The Supreme Court’s decision will have ramifications for pharmacies way beyond California. The National Association of State Budget Officers, reported last May that 33 states planned to reduce payment to Medicaid providers in fiscal 2012. For 46 states, this already began on July 1; 16 states planned to freeze provider rates, and 27 states were considering measures to reduce prescription drug spending.
It is paradoxical that the federal court in California said that the Medi-Cal provider rates would not save California money, because cuts to Medi-Cal recipients mean they would have to start using emergency departments, leading to higher Medicaid costs for the state.
As to the effect on pharmacies, the California federal court in its decision argued that the original 10% cuts would deprive “thousands, if not millions” of Medi-Cal beneficiaries of much-needed pharmaceuticals. It also found that pharmacies would limit the scope of the services they provide to Medi-Cal beneficiaries by discontinuing the provision of at least some prescription drugs, turning away new Medi-Cal patients, laying off pharmacy employees, or reducing pharmacy hours.

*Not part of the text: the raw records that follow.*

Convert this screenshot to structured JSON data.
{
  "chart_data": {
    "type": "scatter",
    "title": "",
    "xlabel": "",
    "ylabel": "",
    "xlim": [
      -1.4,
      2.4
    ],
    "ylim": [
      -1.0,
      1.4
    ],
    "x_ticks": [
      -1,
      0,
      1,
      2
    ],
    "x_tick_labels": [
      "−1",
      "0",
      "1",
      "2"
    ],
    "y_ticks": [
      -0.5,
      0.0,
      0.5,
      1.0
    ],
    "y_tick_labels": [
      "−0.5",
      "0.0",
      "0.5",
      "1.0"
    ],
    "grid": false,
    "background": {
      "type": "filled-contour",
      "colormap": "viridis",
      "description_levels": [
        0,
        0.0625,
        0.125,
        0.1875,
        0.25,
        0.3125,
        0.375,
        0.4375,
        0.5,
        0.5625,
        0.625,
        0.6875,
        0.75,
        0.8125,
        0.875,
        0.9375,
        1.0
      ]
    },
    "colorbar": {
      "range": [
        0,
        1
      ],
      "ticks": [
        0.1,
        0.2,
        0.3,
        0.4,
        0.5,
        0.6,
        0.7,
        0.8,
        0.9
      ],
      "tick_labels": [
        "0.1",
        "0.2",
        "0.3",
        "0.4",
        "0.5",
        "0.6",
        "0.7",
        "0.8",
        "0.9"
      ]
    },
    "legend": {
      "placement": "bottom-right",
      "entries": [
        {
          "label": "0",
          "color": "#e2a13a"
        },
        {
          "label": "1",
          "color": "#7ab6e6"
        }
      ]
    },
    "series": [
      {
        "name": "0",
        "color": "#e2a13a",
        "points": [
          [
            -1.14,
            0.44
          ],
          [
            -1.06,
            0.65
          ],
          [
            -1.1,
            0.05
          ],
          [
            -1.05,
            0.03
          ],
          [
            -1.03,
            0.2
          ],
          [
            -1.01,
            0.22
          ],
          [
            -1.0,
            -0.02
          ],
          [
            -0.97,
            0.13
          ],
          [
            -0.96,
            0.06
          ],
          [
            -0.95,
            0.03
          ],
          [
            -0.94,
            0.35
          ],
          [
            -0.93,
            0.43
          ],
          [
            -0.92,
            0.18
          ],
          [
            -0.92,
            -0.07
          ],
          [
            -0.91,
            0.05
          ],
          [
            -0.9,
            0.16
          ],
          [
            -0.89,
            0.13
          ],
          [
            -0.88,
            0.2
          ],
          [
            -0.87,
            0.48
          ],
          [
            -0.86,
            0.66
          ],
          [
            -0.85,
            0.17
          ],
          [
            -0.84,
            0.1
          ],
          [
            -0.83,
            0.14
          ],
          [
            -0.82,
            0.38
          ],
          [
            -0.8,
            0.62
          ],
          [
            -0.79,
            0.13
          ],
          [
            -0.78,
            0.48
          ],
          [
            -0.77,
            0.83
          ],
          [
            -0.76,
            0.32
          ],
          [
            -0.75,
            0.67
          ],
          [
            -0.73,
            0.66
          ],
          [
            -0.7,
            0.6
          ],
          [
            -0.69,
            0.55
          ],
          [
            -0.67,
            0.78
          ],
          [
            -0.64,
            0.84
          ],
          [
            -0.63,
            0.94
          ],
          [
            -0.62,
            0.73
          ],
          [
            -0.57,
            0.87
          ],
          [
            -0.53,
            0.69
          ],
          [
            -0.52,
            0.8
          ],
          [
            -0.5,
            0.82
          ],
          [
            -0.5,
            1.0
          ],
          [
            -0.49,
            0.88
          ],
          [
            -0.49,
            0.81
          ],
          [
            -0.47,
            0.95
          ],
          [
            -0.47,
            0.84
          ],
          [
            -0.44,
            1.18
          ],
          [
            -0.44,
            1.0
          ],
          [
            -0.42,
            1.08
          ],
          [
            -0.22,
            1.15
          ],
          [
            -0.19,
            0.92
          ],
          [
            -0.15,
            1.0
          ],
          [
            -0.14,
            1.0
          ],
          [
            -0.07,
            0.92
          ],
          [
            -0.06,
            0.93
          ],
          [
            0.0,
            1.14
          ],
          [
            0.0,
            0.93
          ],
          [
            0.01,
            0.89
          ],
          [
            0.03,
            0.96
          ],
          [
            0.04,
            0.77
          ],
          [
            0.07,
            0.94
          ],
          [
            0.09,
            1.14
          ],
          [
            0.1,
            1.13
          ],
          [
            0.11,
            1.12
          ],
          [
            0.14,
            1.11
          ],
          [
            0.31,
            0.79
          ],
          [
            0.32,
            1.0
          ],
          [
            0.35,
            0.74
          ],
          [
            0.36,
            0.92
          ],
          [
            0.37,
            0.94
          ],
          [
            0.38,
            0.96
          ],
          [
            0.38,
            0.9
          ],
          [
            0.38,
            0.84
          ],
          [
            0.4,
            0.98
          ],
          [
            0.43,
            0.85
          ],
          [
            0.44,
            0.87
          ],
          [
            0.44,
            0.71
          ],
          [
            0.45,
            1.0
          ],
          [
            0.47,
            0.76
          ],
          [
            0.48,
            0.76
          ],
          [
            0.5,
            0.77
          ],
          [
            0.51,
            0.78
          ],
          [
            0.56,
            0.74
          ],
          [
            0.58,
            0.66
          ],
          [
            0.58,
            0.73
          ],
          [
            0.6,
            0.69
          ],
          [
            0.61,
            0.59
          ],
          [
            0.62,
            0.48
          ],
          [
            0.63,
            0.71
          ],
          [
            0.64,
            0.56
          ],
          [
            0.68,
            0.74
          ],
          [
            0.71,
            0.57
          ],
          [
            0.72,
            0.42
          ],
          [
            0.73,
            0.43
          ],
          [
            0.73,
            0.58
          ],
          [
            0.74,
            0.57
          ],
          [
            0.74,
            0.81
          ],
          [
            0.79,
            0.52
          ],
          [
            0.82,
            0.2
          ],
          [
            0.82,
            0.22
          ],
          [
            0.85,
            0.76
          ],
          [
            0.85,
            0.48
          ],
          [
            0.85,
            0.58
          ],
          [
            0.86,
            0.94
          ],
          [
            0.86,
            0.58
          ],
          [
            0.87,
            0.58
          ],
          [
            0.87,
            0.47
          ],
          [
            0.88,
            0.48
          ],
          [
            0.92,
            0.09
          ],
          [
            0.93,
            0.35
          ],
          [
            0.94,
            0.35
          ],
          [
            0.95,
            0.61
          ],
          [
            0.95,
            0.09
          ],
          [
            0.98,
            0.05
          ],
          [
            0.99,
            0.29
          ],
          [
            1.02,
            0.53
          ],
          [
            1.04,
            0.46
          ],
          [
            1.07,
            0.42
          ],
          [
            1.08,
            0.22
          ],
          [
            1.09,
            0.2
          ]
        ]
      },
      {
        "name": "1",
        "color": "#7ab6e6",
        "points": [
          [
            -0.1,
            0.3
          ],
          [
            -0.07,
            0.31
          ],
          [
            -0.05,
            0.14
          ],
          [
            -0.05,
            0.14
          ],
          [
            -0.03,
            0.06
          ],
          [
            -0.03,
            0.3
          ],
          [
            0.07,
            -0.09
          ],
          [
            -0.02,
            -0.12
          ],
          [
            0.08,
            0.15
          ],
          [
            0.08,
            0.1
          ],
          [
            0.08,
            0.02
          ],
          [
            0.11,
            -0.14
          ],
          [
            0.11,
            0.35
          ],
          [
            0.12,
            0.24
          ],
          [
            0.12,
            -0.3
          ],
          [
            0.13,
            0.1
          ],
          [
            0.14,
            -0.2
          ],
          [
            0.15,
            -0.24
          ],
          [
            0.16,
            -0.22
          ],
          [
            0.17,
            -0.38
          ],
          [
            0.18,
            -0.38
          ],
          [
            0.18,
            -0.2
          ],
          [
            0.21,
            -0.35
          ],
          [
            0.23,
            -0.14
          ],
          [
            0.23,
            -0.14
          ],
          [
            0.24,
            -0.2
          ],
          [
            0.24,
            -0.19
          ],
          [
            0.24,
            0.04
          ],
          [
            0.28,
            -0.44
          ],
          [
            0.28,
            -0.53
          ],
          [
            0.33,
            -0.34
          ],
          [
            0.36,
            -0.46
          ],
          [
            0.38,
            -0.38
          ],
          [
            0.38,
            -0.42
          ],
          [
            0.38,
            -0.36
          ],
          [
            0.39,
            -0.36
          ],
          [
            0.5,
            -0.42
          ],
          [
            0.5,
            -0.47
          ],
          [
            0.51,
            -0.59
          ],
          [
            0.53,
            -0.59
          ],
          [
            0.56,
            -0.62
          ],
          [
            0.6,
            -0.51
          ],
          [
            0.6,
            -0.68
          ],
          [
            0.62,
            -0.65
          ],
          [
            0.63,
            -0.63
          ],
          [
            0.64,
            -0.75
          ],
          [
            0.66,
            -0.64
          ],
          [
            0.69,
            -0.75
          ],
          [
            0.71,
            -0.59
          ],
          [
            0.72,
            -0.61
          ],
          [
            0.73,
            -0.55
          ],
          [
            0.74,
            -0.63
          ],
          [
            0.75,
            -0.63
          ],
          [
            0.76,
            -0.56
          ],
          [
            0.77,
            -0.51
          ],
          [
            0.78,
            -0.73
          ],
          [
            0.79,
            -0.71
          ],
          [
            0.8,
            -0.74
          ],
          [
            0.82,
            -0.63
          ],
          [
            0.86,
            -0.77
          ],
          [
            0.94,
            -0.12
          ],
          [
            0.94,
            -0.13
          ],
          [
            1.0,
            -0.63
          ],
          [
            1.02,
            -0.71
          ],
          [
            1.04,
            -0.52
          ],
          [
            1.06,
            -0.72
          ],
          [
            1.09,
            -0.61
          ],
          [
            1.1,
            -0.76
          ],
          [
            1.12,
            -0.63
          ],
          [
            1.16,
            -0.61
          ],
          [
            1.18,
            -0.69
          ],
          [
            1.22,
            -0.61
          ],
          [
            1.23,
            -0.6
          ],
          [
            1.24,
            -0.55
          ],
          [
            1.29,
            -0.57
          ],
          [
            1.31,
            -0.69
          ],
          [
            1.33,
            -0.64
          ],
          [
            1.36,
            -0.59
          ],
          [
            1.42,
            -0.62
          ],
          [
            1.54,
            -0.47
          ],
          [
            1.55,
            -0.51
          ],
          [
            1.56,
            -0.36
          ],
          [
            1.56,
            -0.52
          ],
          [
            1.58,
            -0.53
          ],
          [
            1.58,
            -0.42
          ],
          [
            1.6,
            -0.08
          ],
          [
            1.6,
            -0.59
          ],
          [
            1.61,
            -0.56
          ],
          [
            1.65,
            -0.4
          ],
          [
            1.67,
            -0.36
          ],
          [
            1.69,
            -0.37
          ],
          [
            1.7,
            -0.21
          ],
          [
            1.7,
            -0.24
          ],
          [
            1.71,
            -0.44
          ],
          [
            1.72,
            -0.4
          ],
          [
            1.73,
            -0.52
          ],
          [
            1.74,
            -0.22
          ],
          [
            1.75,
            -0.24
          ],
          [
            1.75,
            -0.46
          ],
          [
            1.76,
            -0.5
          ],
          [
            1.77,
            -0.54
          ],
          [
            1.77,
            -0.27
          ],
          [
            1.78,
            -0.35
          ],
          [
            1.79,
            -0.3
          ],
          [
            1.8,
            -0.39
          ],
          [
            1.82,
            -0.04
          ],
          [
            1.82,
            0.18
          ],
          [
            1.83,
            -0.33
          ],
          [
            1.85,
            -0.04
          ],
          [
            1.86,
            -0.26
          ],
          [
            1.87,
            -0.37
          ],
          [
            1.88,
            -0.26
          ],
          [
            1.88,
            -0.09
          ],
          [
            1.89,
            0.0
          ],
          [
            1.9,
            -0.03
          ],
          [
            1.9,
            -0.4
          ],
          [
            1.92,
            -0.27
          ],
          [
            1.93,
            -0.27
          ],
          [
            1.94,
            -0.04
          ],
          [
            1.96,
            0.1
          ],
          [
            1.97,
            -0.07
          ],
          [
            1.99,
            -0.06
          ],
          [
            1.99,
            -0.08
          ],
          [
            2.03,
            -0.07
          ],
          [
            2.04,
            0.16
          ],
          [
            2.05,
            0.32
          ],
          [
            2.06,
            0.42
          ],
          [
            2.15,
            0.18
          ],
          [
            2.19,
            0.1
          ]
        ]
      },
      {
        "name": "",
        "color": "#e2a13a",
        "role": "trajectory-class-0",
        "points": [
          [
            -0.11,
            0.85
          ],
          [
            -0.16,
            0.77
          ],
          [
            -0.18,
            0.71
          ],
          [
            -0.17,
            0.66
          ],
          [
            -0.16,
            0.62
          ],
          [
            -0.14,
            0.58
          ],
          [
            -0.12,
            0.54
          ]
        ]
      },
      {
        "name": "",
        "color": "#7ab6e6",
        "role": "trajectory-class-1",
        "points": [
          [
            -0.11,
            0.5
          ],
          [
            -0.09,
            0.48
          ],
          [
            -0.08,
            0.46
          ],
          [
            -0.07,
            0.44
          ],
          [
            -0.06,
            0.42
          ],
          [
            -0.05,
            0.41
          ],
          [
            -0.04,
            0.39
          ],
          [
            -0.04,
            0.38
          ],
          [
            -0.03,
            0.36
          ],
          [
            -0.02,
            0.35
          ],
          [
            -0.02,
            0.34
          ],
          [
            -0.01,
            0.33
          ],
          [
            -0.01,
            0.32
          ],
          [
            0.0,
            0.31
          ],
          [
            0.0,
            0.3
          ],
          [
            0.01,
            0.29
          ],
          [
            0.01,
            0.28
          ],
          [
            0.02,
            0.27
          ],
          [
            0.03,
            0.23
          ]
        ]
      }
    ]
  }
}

Pharmacies and pharmacists in every state have a lot riding on the Supreme Court’s forthcoming decision, given the number of states about to take axes to Medicaid provider rates. But even if the Supreme Court comes down on the side of the pharmacists this time, it seems inevitable that one or more states, given billowing federal and state budget problems, will be back with the newest legal assault on Medicaid reimbursement to pharmacies and other providers.